Suppose that 𝑋 is a normally distributed variable with the mean 𝜇 and a standard deviation 𝜎. Find probability that 𝑋 is greater than 𝜇 minus 1.5𝜎 and the probability that 𝜇 minus 1.96𝜎 is less than 𝑋 which is less than 𝜇 plus 1.96𝜎
Starting with the first one, the probability that 𝑋 is greater than 𝜇 minus 1.5𝜎, because we know that 𝑋 is a normally distributed variable, its probabilities are symmetrical about the mean under this bell-shaped curve. And that means the probability that 𝑋 will be less than the mean is 0.5, and the probability that 𝑋 will be greater than the mean is 0.5.
From there, we move away from the mean by counting the standard deviations, one standard deviation away from the mean, two standard deviations away from the mean, and on the left, a negative standard deviation, a negative two standard deviation. We want to know the probability that 𝑋 is greater than the mean minus 1.5 times a standard deviation. To do this, we’ll need to calculate a 𝑧-score.

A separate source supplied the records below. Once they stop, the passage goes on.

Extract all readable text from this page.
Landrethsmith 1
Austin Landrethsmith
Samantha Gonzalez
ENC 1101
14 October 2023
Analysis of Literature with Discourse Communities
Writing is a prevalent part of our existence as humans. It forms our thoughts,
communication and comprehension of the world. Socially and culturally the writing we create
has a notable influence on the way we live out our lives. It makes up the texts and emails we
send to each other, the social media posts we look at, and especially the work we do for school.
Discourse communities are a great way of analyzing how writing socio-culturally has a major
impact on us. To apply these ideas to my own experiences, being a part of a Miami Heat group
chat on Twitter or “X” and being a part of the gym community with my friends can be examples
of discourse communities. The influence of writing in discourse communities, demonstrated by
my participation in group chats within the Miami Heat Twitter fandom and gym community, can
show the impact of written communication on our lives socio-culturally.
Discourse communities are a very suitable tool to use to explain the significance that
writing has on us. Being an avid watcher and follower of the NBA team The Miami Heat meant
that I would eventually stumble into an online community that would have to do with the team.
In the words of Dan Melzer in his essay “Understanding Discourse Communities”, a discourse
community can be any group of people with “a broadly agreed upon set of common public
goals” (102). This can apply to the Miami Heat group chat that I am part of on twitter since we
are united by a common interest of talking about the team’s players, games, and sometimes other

To do this, we’ll need to calculate a 𝑧-score. To convert our 𝑋-value to a 𝑧-score, we take 𝑋 subtract the mean and then divide that by the standard deviation. In this case, we’ll need to take the mean 𝜇 minus 1.5𝜎 minus the mean. Since we’re adding 𝜇 and then subtracting 𝜇, those cancel out, leaving us with negative 1.5𝜎 over 𝜎. And those 𝜎s also cancel out, telling us we’re looking for the place where 𝑧 is greater than negative 1.5.
𝑧-scores also fall on this curve. And instead of using the mean and the standard deviation, we have a 𝑧-score of zero at the mean. And we’re interested in the places where 𝑧 is greater than negative 1.5, which is this probability. It’s the space under the curve up until the point negative 1.5. Before we move on, I want you to notice that when our 𝑋 is in the form 𝜇 plus or minus some standard deviation, the 𝑧-score is always the coefficient of 𝜎. This will help us a little bit later on.
We’ll need to consult a table of areas. Now, this table of areas is giving us the space between zero and 𝑧. This is why you’ll notice that there are no negative values for 𝑧. There is one important fact that we need to remember. This curve is symmetrical about the origin. And that means the distance from zero to 𝑧 is the same as the distance from negative 𝑧 to zero. We also remember that the probability that 𝑋 is above the mean, or the probability that 𝑧 is above zero, is half, that means the probability that 𝑧 is greater than zero plus the probability that 𝑧 falls between zero and one-half.
Our table is giving us the space between zero and one and a half, which we know will be the same amount as between zero and negative one and a half. We know we have one-half. And we look on the table at 1.5. And we see it has an area of 0.4332. We need to add 0.5 plus 0.4332. The probability that 𝑋 is greater than the mean minus 1.5𝜎 equals 0.9332. We need to follow a similar procedure to find part b).
𝑋 is normally distributed about the mean. And because the limits on 𝑋 are in this format, the mean plus or minus something times the standard deviation, the coefficient of the standard deviation is going to be our 𝑧-score. We need to consider the probability that negative 9.6 is less than 𝑧, which is less than 1.96. Our center is at zero. We’re interested in this area.
Because we know that this curve is symmetrical, we can take the area between zero and 1.96, that’s the probability that 𝑧 would fall between zero and 1.96, and we just multiply that by two. We’ll bring back our table of areas. For the probability that 𝑧 falls between zero and some 𝑧-score, this time we’re interested in 1.96. We go to the 1.9 row and then the 0.06 column. The probability that 𝑧 falls between zero and 1.96 is 0.4750.
So, we need to multiply 0.4750 times two. When we do that, we get 0.9500. And we can simplify that to say 0.95. The probability that 𝑋 falls between the mean minus 1.96 times a standard deviation and the mean plus 1.96 times the standard deviation equals 0.95.